Им овладела пьяная слабость, беспомощность, но, покачиваясь, махая руками, боясь наступить на чертей — все же какие-никакие, а животные, — он вырвался на кухню, схватил ведро и вылил на себя всю воду. В голове прояснилось, и он понял вдруг, что черти — это обман, никаких чертей нет.
— Допился, — сказал Семен и, сев на лавку, сжал голову руками. — Допился.
Но все-таки, боясь, что черти появятся вновь, он осторожно открывал крышку погреба, где у него стояли брага и бочка с квашеной капустой.
Он спустился вниз, на ощупь включил свет и, взяв из бочки горсть капусты, стал есть. Он хрустел капустой и уже вполне осмысленно осматривал подпол. Наткнулся взглядом на бутыль с брагой, бросил остатки капусты назад в бочку, вытер руки о трусы и, обняв бутыль, полез наверх. Все равно жизнь была кончена, и никто, даже он сам, не мог оправдать его перед миром.
Брагу он пил кружкой. Глотал жадно, и вонючая, противно сладкая жидкость стекала по подбородку на голую грудь.
Выпив подряд три кружки, огляделся. Чертей не было, но в углу стоял дед, из раны на его голове вытекала медленная, тягучая струйка черной крови.
Семен долго, пристально смотрел на деда, прищуривая то один, то другой глаз, потом встал и, вытянув перед собой руки, как незрячий, покачиваясь, пошел на видение. Он уперся руками в стенку, стукнул кулаком по обоям и, еле ворочая во рту ставшим вдруг большим и неповоротливым языком, сказал:
— Ну-у, видишь, тебя нет, ты подох, а я живой… И че ты ко мне привязался? Оба мы кровопийцы.
— Не трогай… — сказал кто-то, и Семен, повернувшись, увидел сидящих за столом отца и деда. Оба они были примерно одних лет, у обоих блестели на груди награды. Семен провел рукой по голой груди, по слипшимся от сладкой браги волосам и сплюнул:
— Тьфу! Не надо скулить, отцы. Не надо на меня собак спущать. Я последний из вашего, — он усмехнулся, — казачьего рода… Вот он я! Могу и трусы снять, чтоб совсем голым показаться, в чем мать родила… — и он было начал снимать трусы, но отец стукнул по столу кулаком.
— Сенька!
— Че Сенька… че Сенька… — Семен встал на колени. — Вот я — Сенька Кочергин. Что же вы, лаяться пришли? А я вас живьем ни разу не видел! И не сметь!.. на меня стучать, покойники! — И тут он почувствовал, что кто-то несмело трогает его за большой палец правой ноги. Он глянул вниз и увидел какое-то странное величиной с кролика существо, похожее на жабу. Эта «жаба» большим влажным ртом несмело цапала его палец и почмокивала от удовольствия.

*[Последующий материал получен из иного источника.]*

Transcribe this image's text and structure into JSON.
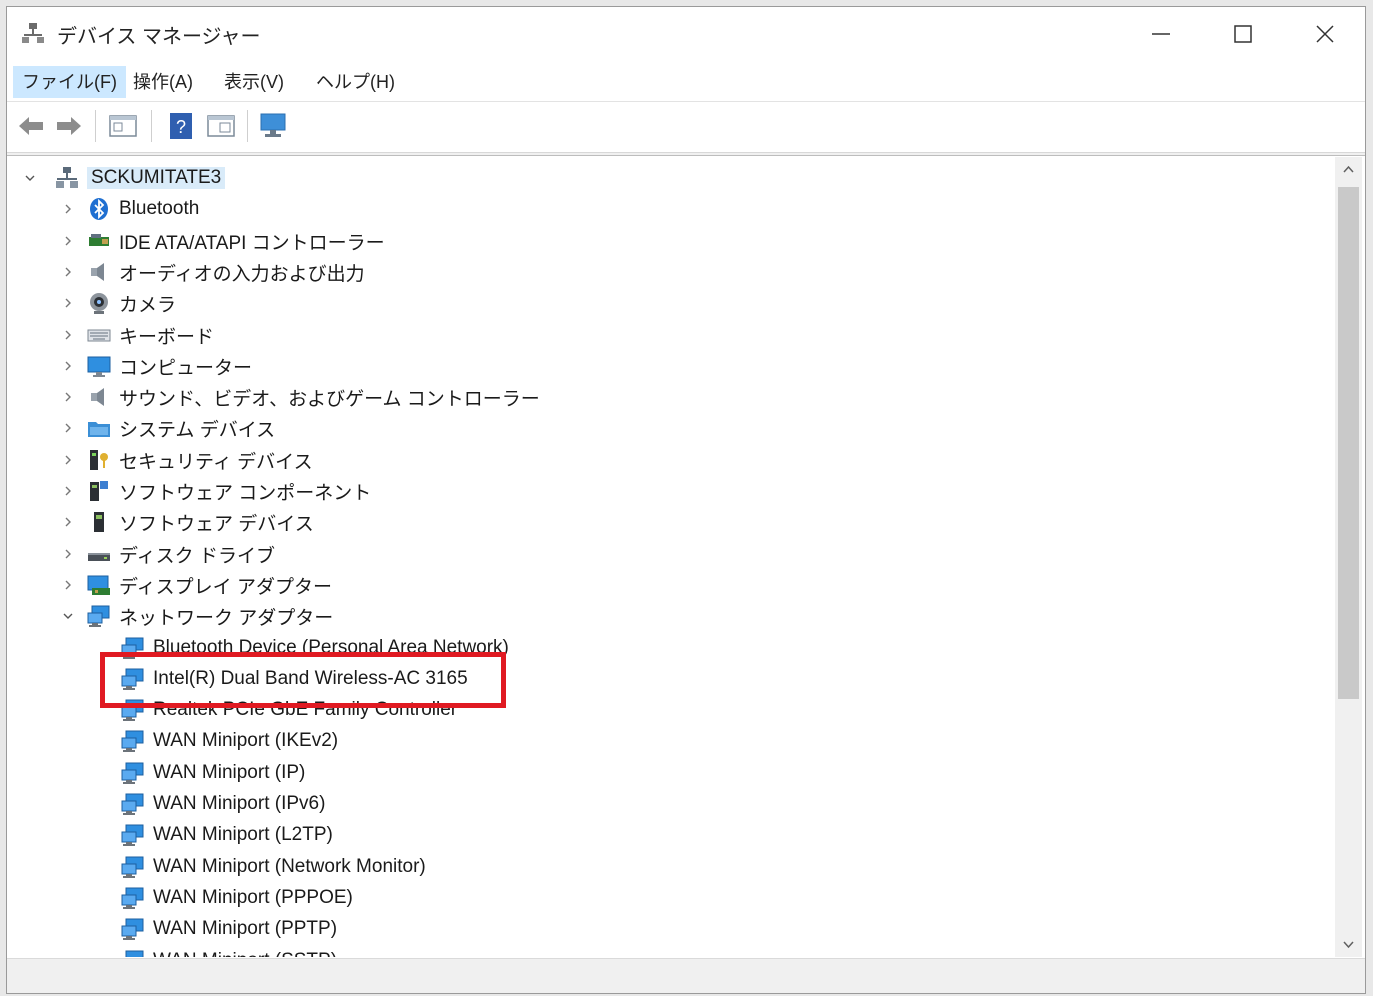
{
  "window": {
    "title": "デバイス マネージャー"
  },
  "caption_buttons": [
    "minimize-icon",
    "maximize-icon",
    "close-icon"
  ],
  "menu": [
    {
      "label": "ファイル(F)",
      "active": true
    },
    {
      "label": "操作(A)"
    },
    {
      "label": "表示(V)"
    },
    {
      "label": "ヘルプ(H)"
    }
  ],
  "toolbar": [
    "back-arrow-icon",
    "forward-arrow-icon",
    "properties-icon",
    "help-icon",
    "console-tree-icon",
    "scan-hardware-icon"
  ],
  "tree": {
    "root": {
      "label": "SCKUMITATE3",
      "expanded": true,
      "icon": "computer-node-icon"
    },
    "categories": [
      {
        "label": "Bluetooth",
        "icon": "bluetooth-icon"
      },
      {
        "label": "IDE ATA/ATAPI コントローラー",
        "icon": "ide-controller-icon"
      },
      {
        "label": "オーディオの入力および出力",
        "icon": "speaker-icon"
      },
      {
        "label": "カメラ",
        "icon": "camera-icon"
      },
      {
        "label": "キーボード",
        "icon": "keyboard-icon"
      },
      {
        "label": "コンピューター",
        "icon": "monitor-icon"
      },
      {
        "label": "サウンド、ビデオ、およびゲーム コントローラー",
        "icon": "speaker-icon"
      },
      {
        "label": "システム デバイス",
        "icon": "system-folder-icon"
      },
      {
        "label": "セキュリティ デバイス",
        "icon": "security-device-icon"
      },
      {
        "label": "ソフトウェア コンポーネント",
        "icon": "software-component-icon"
      },
      {
        "label": "ソフトウェア デバイス",
        "icon": "software-device-icon"
      },
      {
        "label": "ディスク ドライブ",
        "icon": "disk-drive-icon"
      },
      {
        "label": "ディスプレイ アダプター",
        "icon": "display-adapter-icon"
      },
      {
        "label": "ネットワーク アダプター",
        "icon": "network-adapter-icon",
        "expanded": true
      }
    ],
    "network_devices": [
      "Bluetooth Device (Personal Area Network)",
      "Intel(R) Dual Band Wireless-AC 3165",
      "Realtek PCIe GbE Family Controller",
      "WAN Miniport (IKEv2)",
      "WAN Miniport (IP)",
      "WAN Miniport (IPv6)",
      "WAN Miniport (L2TP)",
      "WAN Miniport (Network Monitor)",
      "WAN Miniport (PPPOE)",
      "WAN Miniport (PPTP)",
      "WAN Miniport (SSTP)"
    ],
    "highlighted_device": "Intel(R) Dual Band Wireless-AC 3165"
  },
  "colors": {
    "highlight": "#e01a22",
    "selection": "#d9ebf9",
    "menu_active": "#cce8ff"
  }
}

— Брысь! — Семен ткнул «жабу» в нос, и она отскочила. — Это вы ее подпустили! — закричал он на отца с дедом. — Вы! Верку вам жалко, да? Да она, змея, бесплодная была. Пять лет с ней прожили, а детей не было! А!
— …И Веру, Семен, тоже. — Отец с горечью и болью посмотрел на деда. — А детей тебе и не надо было бы иметь. Зачем нам внуки, если они тебе уподобятся. Кто нас-то простит?
— Вас?! Вас… — Кочергин-младший вроде бы и хотел задуматься, но решительно тряхнул головой, с вызовом, с норовом: — Не ты ли, отец, до войны-то небось стыдился своего отца, да тебя же носом в его белогвардейщину тыкали. Тыкали?! Тебя жив комсомол-то не хотели принимать. Он понатворил, тебе аукалось, а мне вот и откликнулось.
В глазах Зиновия Евграфовича неожиданно возник блеск, слезы ли, ярость ли высветила зрачки. Он глубоко вздохнул, и на груди тихонько звякнули кресты.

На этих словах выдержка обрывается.